Agama | 2025-10-11 14:42:00Akal merupakan karunia agung yang membedakan manusia dari makhluk lainnya. Dengan akal, manusia mampu berpikir, memahami, dan mengambil keputusan moral dalam kehidupannya. Karena itu, akal memiliki posisi penting dalam ajaran Islam, bahkan menjadi dasar bagi taklif atau pembebanan hukum syariat. Namun demikian, para ulama ushul berbeda pandangan mengenai hakikat dan tempat bersemayamnya akal. Perbedaan ini tidak hanya muncul karena perbedaan cara pandang teologis, tetapi juga karena beragamnya pendekatan dalam memahami hubungan antara hati, otak, dan jiwa manusia.

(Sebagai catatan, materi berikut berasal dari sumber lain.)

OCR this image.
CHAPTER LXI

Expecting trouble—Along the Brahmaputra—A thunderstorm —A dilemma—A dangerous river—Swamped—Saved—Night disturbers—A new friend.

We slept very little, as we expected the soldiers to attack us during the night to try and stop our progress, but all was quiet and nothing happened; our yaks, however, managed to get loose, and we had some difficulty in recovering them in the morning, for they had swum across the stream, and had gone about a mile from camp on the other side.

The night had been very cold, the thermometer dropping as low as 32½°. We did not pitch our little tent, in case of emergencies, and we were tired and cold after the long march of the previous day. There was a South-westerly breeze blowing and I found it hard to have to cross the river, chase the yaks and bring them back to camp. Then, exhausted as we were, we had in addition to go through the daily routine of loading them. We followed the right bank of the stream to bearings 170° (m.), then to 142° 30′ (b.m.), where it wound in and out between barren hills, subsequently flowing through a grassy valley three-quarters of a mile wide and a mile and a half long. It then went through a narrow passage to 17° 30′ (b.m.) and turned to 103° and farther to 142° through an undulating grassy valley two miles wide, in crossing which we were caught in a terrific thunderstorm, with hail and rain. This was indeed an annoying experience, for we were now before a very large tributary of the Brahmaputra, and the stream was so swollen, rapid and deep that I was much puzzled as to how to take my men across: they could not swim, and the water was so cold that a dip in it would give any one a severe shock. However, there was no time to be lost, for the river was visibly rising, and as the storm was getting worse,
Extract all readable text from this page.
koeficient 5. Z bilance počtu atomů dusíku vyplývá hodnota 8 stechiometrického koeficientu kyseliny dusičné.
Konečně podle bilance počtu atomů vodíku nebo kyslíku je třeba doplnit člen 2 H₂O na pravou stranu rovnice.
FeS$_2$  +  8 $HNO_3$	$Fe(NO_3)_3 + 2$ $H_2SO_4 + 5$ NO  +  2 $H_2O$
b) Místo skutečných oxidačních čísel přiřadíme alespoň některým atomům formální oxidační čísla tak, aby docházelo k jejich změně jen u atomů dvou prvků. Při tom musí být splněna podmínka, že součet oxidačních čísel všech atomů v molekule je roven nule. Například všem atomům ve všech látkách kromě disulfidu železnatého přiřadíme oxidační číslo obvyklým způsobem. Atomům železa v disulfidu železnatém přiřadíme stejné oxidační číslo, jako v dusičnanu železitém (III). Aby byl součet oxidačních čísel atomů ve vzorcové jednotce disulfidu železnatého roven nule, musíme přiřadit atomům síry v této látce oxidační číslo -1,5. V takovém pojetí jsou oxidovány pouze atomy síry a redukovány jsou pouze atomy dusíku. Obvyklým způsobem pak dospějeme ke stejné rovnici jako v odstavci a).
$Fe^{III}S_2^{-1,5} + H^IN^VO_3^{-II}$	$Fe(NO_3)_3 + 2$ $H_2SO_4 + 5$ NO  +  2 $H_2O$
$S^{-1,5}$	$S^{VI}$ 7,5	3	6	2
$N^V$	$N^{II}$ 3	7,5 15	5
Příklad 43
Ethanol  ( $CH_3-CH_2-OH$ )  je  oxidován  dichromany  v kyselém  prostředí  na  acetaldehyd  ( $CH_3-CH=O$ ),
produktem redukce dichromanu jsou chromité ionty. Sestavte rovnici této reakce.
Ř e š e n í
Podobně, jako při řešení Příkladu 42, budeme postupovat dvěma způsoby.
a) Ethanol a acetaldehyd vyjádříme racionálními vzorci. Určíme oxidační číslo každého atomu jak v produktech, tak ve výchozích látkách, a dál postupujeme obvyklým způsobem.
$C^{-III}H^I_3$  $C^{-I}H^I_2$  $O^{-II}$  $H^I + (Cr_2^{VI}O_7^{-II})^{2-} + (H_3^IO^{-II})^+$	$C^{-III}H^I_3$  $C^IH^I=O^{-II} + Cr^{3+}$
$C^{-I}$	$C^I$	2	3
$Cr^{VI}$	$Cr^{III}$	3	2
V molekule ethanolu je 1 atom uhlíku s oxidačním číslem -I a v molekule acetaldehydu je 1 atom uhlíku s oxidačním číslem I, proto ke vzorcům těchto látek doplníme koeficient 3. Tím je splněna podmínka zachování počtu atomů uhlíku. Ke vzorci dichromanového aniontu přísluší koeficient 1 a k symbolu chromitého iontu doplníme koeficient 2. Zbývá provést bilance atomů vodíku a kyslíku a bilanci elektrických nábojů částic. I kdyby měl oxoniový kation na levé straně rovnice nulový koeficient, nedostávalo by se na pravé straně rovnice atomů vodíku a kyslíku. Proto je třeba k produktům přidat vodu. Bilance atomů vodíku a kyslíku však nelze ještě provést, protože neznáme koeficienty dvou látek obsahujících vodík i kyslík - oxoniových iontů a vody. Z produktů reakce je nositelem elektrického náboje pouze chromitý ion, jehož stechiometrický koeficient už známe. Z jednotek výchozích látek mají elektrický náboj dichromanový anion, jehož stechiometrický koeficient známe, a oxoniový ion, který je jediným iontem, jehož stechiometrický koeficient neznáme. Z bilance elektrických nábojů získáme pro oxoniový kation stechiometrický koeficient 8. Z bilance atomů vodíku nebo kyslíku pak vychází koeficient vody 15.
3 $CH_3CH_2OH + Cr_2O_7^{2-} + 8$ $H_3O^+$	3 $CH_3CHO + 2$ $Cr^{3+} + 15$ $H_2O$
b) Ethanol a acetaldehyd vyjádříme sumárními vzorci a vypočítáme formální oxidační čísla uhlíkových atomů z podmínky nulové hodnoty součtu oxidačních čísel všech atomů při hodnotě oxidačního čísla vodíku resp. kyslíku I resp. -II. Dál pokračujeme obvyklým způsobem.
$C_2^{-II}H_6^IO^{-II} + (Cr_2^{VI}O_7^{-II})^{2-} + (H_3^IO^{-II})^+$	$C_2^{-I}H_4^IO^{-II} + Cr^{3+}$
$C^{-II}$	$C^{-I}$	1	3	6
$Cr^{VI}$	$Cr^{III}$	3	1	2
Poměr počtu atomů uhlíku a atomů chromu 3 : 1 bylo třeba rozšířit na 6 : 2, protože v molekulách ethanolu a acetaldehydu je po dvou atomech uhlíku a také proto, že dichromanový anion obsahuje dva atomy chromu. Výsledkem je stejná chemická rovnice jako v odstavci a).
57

Definisi Akal dalam Perspektif Ulama
Dalam literatur klasik, para ulama memberikan definisi akal yang bervariasi. Al-Raghib al-Ashfahani, seorang ahli bahasa dan mufasir terkemuka, mendefinisikan akal sebagai kekuatan yang dipersiapkan untuk menerima pengetahuan, sekaligus kemampuan untuk menalar dan menarik kesimpulan dengan kekuatan tersebut. Definisi ini menggambarkan bahwa akal tidak hanya berfungsi sebagai penerima pengetahuan, tetapi juga sebagai alat aktif yang mendorong manusia untuk berpikir kritis dan mencari kebenaran.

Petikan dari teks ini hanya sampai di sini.